Two years ago today, a very sad little boy named Yikealo arrived at Hannah's Hope - a place that would be his temporary home for almost 4 months. He had spent the previous few days traveling - about 500 miles away from the places and the people that he knew. He was scared and lonely and didn't understand what was happening to him. God had big plans, but Yikealo didn't know about that yet. He just missed his mother and his brother, and he felt lost.
I was looking at these pictures on our computer awhile back when Mr. Y walked into the room. The photos prompted the following conversation:
Y: "Hey, that's me!"
Me: "Yes, it is. These photos always make me feel sad."
Me: "Well, you just look so sad in them, and it makes me feel sad too."
Y: "Well, I WAS sad."
Me: "Do you remember how you felt then? Why were you so sad?"

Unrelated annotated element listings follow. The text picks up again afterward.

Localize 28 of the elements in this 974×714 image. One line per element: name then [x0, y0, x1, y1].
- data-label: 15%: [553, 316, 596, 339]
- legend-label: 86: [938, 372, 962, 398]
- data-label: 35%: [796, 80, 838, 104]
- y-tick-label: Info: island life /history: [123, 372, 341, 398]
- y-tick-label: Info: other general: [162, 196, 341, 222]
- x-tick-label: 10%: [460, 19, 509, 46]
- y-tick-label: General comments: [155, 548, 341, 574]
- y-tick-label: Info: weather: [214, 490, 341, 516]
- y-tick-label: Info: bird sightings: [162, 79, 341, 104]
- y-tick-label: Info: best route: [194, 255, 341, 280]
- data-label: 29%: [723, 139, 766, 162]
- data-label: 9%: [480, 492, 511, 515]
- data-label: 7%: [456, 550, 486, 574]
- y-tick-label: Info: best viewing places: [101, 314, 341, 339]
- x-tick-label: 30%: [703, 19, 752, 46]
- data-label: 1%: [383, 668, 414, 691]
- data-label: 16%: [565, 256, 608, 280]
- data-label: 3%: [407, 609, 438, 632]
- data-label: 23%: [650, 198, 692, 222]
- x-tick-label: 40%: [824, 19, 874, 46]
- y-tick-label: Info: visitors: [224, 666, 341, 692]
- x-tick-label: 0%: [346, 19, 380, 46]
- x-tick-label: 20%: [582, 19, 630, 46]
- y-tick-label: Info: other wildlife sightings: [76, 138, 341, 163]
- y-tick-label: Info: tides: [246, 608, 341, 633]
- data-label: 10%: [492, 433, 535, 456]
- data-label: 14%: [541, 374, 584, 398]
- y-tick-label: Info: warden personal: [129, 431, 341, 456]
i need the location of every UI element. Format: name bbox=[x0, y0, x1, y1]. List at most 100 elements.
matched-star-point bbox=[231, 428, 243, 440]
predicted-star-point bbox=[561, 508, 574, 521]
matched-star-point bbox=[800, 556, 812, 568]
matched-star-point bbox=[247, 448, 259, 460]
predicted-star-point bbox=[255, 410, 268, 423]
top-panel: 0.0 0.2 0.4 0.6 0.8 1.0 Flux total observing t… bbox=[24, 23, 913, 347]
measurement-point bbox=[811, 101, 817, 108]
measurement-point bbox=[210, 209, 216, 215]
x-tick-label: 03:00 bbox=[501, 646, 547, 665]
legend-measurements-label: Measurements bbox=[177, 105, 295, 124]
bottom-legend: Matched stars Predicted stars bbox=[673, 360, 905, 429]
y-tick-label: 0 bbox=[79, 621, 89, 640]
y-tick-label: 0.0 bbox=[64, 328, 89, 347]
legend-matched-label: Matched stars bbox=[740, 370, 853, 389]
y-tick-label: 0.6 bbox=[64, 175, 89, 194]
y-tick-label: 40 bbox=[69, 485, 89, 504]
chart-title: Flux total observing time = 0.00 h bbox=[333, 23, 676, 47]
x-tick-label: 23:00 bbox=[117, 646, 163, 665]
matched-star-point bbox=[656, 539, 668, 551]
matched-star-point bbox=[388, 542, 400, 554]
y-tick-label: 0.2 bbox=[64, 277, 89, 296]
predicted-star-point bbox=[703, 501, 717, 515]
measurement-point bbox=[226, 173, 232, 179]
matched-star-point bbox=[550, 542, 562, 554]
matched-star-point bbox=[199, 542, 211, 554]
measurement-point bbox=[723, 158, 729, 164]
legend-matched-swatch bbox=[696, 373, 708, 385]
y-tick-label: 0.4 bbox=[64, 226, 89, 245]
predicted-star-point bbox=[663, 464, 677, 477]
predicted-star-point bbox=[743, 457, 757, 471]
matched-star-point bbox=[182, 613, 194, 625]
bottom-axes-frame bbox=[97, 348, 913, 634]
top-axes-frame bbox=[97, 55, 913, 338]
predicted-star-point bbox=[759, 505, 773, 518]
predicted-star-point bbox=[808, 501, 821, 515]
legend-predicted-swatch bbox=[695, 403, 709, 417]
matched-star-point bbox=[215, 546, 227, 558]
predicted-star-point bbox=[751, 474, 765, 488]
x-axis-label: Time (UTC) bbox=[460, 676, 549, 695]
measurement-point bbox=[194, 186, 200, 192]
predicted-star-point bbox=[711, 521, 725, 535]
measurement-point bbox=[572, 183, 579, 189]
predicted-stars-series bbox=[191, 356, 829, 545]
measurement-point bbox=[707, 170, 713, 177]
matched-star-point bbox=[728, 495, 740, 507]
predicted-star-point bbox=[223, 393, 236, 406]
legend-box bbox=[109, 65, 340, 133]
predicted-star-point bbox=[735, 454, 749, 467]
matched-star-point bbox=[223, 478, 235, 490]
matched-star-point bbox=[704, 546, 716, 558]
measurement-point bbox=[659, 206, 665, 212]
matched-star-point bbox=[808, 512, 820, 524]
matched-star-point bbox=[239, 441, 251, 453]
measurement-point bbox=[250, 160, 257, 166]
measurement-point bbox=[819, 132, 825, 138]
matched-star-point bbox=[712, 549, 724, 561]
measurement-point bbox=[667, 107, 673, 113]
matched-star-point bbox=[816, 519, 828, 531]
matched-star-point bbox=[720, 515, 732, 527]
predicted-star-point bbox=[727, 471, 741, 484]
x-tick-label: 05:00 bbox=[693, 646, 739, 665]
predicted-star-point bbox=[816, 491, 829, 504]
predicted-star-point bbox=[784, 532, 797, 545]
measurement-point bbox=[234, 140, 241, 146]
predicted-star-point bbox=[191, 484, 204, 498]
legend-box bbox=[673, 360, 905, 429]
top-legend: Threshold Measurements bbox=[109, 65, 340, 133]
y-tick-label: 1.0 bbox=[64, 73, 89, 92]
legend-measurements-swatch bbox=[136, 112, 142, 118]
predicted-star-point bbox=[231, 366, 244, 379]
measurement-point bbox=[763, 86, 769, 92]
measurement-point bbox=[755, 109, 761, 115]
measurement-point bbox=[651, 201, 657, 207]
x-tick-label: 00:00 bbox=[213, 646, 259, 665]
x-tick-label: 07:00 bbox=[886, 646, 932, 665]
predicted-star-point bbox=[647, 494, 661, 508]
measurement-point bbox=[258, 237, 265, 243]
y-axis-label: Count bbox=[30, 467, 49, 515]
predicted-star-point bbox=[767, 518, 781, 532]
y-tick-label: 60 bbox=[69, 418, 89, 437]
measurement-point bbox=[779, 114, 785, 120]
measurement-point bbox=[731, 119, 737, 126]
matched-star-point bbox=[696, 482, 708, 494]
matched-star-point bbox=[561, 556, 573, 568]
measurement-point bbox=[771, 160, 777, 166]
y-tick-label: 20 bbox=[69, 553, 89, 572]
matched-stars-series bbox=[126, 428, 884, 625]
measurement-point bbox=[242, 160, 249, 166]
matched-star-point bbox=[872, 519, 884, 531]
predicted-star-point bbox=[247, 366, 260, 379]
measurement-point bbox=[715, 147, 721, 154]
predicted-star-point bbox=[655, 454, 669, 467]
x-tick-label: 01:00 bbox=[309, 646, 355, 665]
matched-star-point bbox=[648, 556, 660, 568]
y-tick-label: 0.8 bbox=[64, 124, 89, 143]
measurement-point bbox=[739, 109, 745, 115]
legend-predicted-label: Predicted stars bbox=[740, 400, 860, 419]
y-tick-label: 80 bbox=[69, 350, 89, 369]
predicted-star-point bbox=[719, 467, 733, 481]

Y: (shrugging his shoulders in a very matter-of-fact manner) "Because I just wanted a Mom and a Dad."
Then he reached up, gave me a big hug and turned back to his train set. Oh, how I love this kid. It makes my Mama heart ache to think about what he must have been going through, and yet I know how that story ends. I know that God has brought amazing beauty from the ashes of tragedy. What really breaks my heart are the millions of other children around the world in that exact situation right now...children who have that haunted look in their eyes because they "just want a Mom and a Dad" - a blessing that I have often taken for granted in my own sheltered life.
Today, my little guy spent the morning with his Daddy - off doing "guy stuff" together. They bought new tires for our car, got David's driver's license renewed, and stopped for smoothies at McDonald's. They ate breakfast together, read some stories, and crowed over how they were wearing the same type of shoes. When they arrived back home, Yikealo ran toward me full-tilt and leaped into my arms, wrapping his own around my neck and squeezing. It's pretty amazing the difference that two years can make!